9月の猛烈な残暑の中、展示会にハシゴをかけて、
駆け回っていたのも、遠い昔のよう。
11月の朝の冷えた空気に、ようやくゆとりを取り戻したこの頃。
そういえば今、まさに読書週間。
なにか急に、じっくり文芸本でも読みたいとの思いが募って、
実はこの本、朝日新聞土曜朝刊「be」の「再読・こんな時こんな本」で見つけた。
その週の特集は、私が一番あこがれているテーマ、「隠居原論」だった。
隠居とは・・・?
いわば無用の人のことである。
経済利益の飽くなき追求と、競争原理を善とする物質文明の、域外へ踏み出している。
しかし、無用であるがゆえに変幻自在に生きられる。
・・・・・・・
「したくないことはしない」、これこそ「隠居」の真髄である。
義理や義務のしがらみを断ち切った超自己中心の境地へ。
もめごとなくそこへ没入するには、その生き方を「芸」の域まで磨くしかない。
「朝日新聞be・再読こんな本こんな時・より」
う〜ん、いいですなぁ。
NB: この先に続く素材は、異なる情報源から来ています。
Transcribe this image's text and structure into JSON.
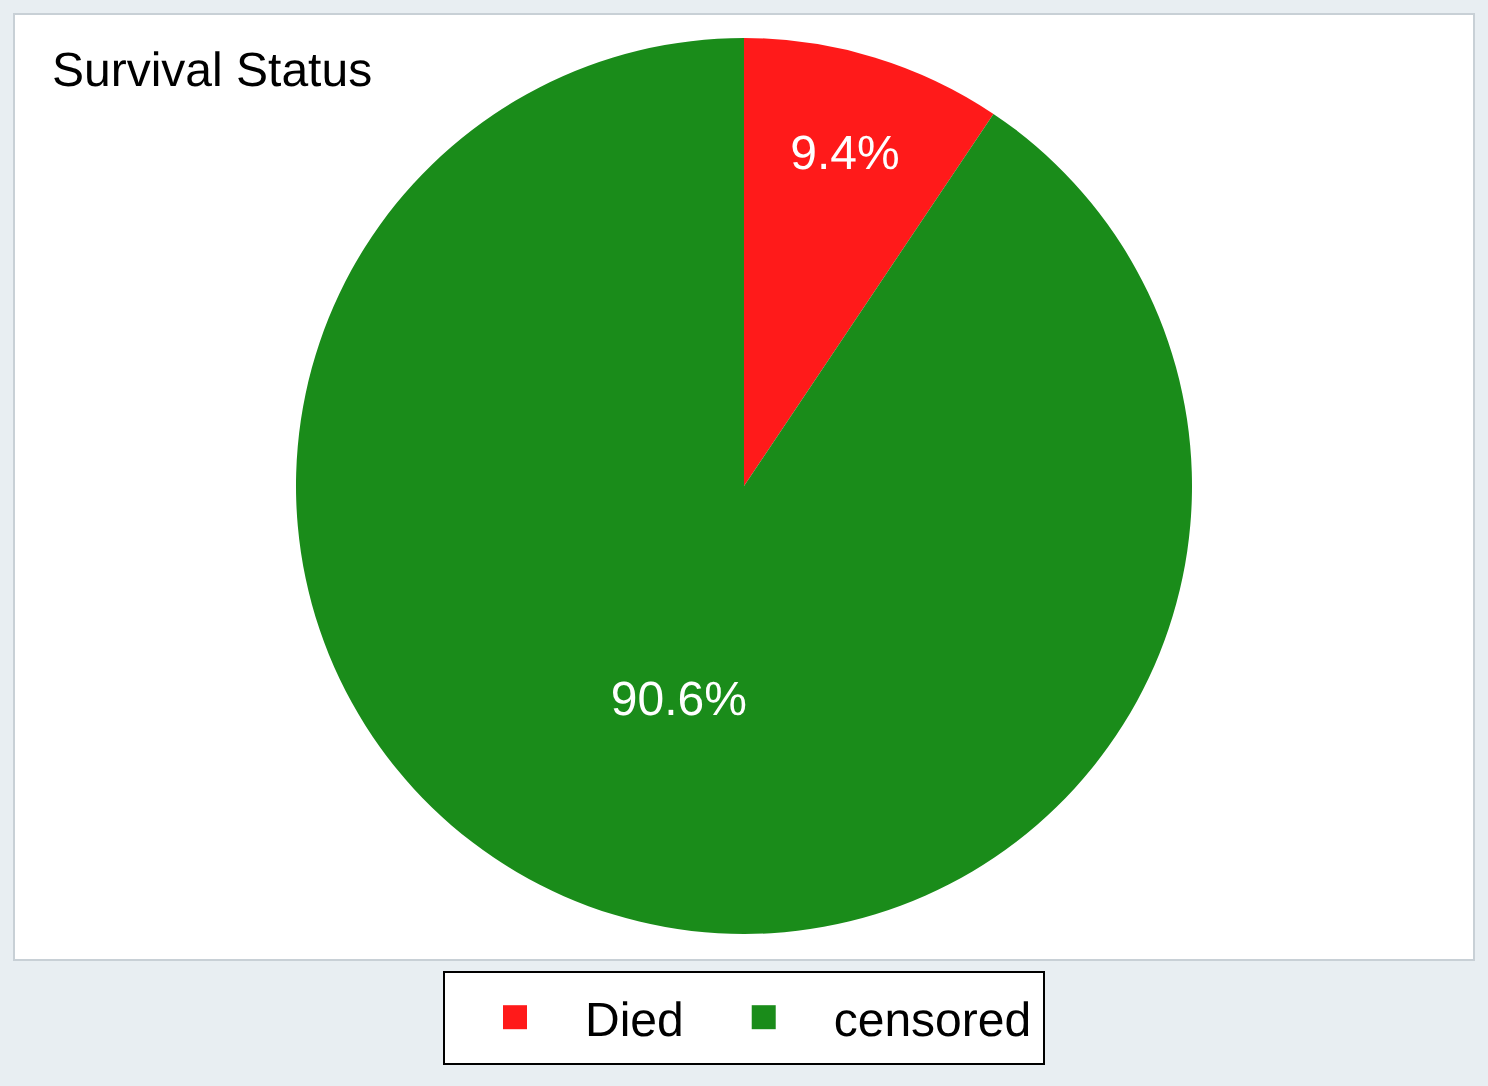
{
  "chart_data": {
    "type": "pie",
    "title": "Survival Status",
    "categories": [
      "Died",
      "censored"
    ],
    "values": [
      9.4,
      90.6
    ],
    "colors": [
      "#ff1a1a",
      "#1a8c1a"
    ],
    "value_labels": [
      "9.4%",
      "90.6%"
    ],
    "legend": "bottom"
  }
}
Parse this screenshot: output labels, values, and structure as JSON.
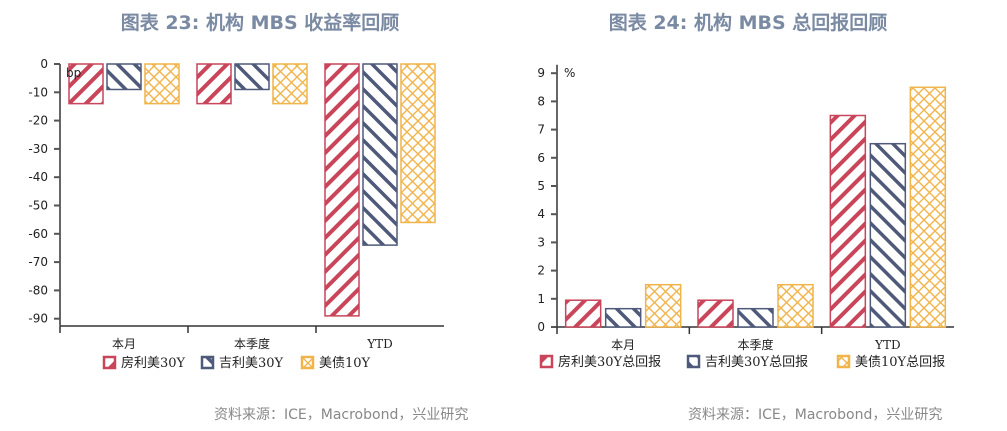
{
  "left": {
    "title": "图表 23:  机构 MBS 收益率回顾",
    "source": "资料来源：ICE，Macrobond，兴业研究"
  },
  "right": {
    "title": "图表 24: 机构 MBS 总回报回顾",
    "source": "资料来源：ICE，Macrobond，兴业研究"
  },
  "colors": {
    "red": "#c8455a",
    "navy": "#4f5a7a",
    "yellow": "#f0b44a",
    "title": "#7a8aa3"
  },
  "chart_data": [
    {
      "type": "bar",
      "title": "图表 23: 机构 MBS 收益率回顾",
      "ylabel": "bp",
      "xlabel": "",
      "categories": [
        "本月",
        "本季度",
        "YTD"
      ],
      "series": [
        {
          "name": "房利美30Y",
          "values": [
            -14,
            -14,
            -89
          ],
          "color": "#c8455a",
          "pattern": "diagonal-down"
        },
        {
          "name": "吉利美30Y",
          "values": [
            -9,
            -9,
            -64
          ],
          "color": "#4f5a7a",
          "pattern": "diagonal-up"
        },
        {
          "name": "美债10Y",
          "values": [
            -14,
            -14,
            -56
          ],
          "color": "#f0b44a",
          "pattern": "crosshatch"
        }
      ],
      "yticks": [
        0,
        -10,
        -20,
        -30,
        -40,
        -50,
        -60,
        -70,
        -80,
        -90
      ],
      "ylim": [
        -92.5,
        0
      ],
      "grid": false,
      "legend_position": "bottom"
    },
    {
      "type": "bar",
      "title": "图表 24: 机构 MBS 总回报回顾",
      "ylabel": "%",
      "xlabel": "",
      "categories": [
        "本月",
        "本季度",
        "YTD"
      ],
      "series": [
        {
          "name": "房利美30Y总回报",
          "values": [
            0.95,
            0.95,
            7.5
          ],
          "color": "#c8455a",
          "pattern": "diagonal-down"
        },
        {
          "name": "吉利美30Y总回报",
          "values": [
            0.65,
            0.65,
            6.5
          ],
          "color": "#4f5a7a",
          "pattern": "diagonal-up"
        },
        {
          "name": "美债10Y总回报",
          "values": [
            1.5,
            1.5,
            8.5
          ],
          "color": "#f0b44a",
          "pattern": "crosshatch"
        }
      ],
      "yticks": [
        0,
        1,
        2,
        3,
        4,
        5,
        6,
        7,
        8,
        9
      ],
      "ylim": [
        0,
        9.3
      ],
      "grid": false,
      "legend_position": "bottom"
    }
  ]
}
あこがれですなぁ。
夢想でもいいからそんな生活を目指して、隠居原論おすすめ本から選んでみました。
23歳のとき、この世の無常を感じて僧になった歌人、
西行の生涯をたどった歴史大作小説。
読者の約4割が50代以上、そうのうち6割が男性の読者。
出家して歌の世界で自己解放した西行の生きる姿に、
中高年男性がずっと引きつけられている。
私もそのひとり。
「文庫版を読み始めて、その文字の小ささに往生しながらも、
美しい文体と、和歌に魅了されながら、じっっくり噛みしめて読み進めています。